Monday, August 04, 2014
I should be down in my studio glazing and getting the kiln ready to fire tomorrow morning but I am just pooped out. I feel okay in the mornings but by about 6:00 pm I am just worn slap out. That's an old southern saying for those of ya'll not familiar; "slap out". Why, there's even a town in Alabama called SlapOut. I think it's down below Birmingham or some such.
Anyway, I have an appointment Wednesday with a new cardiologist so we'll see what he has to say. The one I used to see retired a couple years ago and I just put off finding a new one. In some ways I feel better but the fatigue is just overwhelming at times.

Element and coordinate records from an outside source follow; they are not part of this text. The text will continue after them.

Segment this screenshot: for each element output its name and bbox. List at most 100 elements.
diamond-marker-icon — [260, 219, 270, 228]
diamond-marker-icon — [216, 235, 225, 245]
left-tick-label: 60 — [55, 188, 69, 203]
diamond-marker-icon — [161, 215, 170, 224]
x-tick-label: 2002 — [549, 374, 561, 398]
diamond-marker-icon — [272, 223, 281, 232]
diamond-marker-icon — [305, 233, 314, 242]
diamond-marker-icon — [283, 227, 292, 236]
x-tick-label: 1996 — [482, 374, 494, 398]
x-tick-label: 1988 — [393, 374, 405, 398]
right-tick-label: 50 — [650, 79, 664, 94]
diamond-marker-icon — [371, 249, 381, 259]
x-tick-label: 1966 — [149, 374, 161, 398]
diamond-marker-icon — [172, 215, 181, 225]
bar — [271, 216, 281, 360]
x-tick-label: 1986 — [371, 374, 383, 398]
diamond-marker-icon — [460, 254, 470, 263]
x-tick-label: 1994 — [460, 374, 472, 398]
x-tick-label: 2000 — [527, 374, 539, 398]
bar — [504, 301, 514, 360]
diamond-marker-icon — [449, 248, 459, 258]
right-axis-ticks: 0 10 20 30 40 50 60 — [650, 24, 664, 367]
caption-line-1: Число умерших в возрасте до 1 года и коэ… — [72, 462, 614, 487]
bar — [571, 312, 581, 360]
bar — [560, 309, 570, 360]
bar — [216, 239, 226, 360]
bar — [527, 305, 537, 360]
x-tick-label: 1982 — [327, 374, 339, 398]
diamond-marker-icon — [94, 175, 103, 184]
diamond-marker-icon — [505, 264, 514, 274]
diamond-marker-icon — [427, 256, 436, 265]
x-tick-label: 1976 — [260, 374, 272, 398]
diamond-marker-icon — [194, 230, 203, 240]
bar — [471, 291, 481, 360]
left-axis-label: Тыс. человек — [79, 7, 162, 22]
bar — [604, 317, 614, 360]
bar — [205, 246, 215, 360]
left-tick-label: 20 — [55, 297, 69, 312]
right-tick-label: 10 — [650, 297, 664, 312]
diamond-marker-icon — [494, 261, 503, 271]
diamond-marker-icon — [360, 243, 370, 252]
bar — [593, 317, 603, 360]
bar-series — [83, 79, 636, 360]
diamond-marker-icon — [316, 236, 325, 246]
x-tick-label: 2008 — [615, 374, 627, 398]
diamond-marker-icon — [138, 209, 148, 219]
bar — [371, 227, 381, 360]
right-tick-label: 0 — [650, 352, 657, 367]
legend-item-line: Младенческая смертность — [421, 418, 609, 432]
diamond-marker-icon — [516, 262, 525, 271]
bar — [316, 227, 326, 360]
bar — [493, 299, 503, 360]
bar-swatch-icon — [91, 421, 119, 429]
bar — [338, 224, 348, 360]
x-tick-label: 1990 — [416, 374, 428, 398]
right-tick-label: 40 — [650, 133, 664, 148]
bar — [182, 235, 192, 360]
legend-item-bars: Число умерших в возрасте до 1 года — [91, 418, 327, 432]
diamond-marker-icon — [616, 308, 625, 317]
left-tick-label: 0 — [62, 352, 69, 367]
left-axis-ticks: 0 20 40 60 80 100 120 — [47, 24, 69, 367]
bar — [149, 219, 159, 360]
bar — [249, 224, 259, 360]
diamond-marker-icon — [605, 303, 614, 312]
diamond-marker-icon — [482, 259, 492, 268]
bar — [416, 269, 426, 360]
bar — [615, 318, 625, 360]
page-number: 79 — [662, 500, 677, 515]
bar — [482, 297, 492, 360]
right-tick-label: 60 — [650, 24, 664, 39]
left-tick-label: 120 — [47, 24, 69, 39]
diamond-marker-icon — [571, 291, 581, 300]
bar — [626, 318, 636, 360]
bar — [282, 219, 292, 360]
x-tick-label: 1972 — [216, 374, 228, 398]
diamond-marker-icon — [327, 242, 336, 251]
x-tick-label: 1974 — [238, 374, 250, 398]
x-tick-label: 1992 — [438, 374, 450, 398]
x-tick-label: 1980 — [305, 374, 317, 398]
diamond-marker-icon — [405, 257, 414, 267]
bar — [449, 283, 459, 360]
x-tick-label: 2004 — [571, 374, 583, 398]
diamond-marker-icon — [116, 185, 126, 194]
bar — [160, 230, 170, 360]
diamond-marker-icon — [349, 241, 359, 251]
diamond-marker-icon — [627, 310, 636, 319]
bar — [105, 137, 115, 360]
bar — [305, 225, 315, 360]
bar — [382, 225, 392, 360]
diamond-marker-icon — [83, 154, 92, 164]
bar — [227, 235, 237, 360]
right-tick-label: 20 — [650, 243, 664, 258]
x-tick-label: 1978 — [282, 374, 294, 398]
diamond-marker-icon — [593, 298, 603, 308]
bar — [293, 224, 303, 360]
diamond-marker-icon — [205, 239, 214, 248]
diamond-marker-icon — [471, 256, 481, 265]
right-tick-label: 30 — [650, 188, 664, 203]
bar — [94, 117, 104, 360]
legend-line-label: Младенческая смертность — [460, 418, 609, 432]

I think the peas have done about all they are going to do this year and I picked and shelled until I had a enough to finally can and it be worth the trouble. I still only got 5 pints but we may buy some from a local farmer, if they still have any, so I can put up a few more pints. The girls helped me shell peas too. Well, I throw them the dried up ones and they can easily crack those open to eat the peas. It's funny, the Ameracaunas, the Hamps and the Partridge Rocks just love the peas and know how to shell them. The rest of the girls are just like, meh....even if I shell them for them they are just not too crazy about peas. They all love the oats though and every day I'll throw them a handful of the oat sheaves. They go through them and pick out the oats. It's kinda like the peas; it gives them something to pick through and work on with a reward at the end.
Couldn't resist getting a shot of Missy's bloomers while they were all working over some culled tomatoes. Missy is always so prim and neat. She keeps herself very clean.
I've been making a list and trying to think of some interesting things to write about here but when it comes time to post I just lose interest. I think it is just complete lack of energy. Still having the foggy-headedness and such. Posting in the morning might help but I feel like I need to use my energy then, because it's so precious, to do things around here, rather than just write a blog post, which does not pay me. I guess that's kinda blunt and callous but that's the way it goes right now. I know I've said it before but I appreciate ya'll who still come here to read. I guess I've been kinda sad and maybe even a little hurt at how many have dropped me since I became sick and the blog changing slightly because of that. But, from what I've been told by others who have gone through, or still deal with, long or unexplained illnesses, it's pretty common for folks to wander off and leave in real life too. Funny how that is. Even in my family, my Mom is the only one that ever asks how I'm doing or anything. Of course, over the last 20 years I've come to realize just how dysfunctional my family is, but it's still kinda sad. I know some of you also have health problems so you know what I mean.
At any rate, I'm doing the best I can at the moment and I'm working on getting better. I will get back to building eventually. I have to.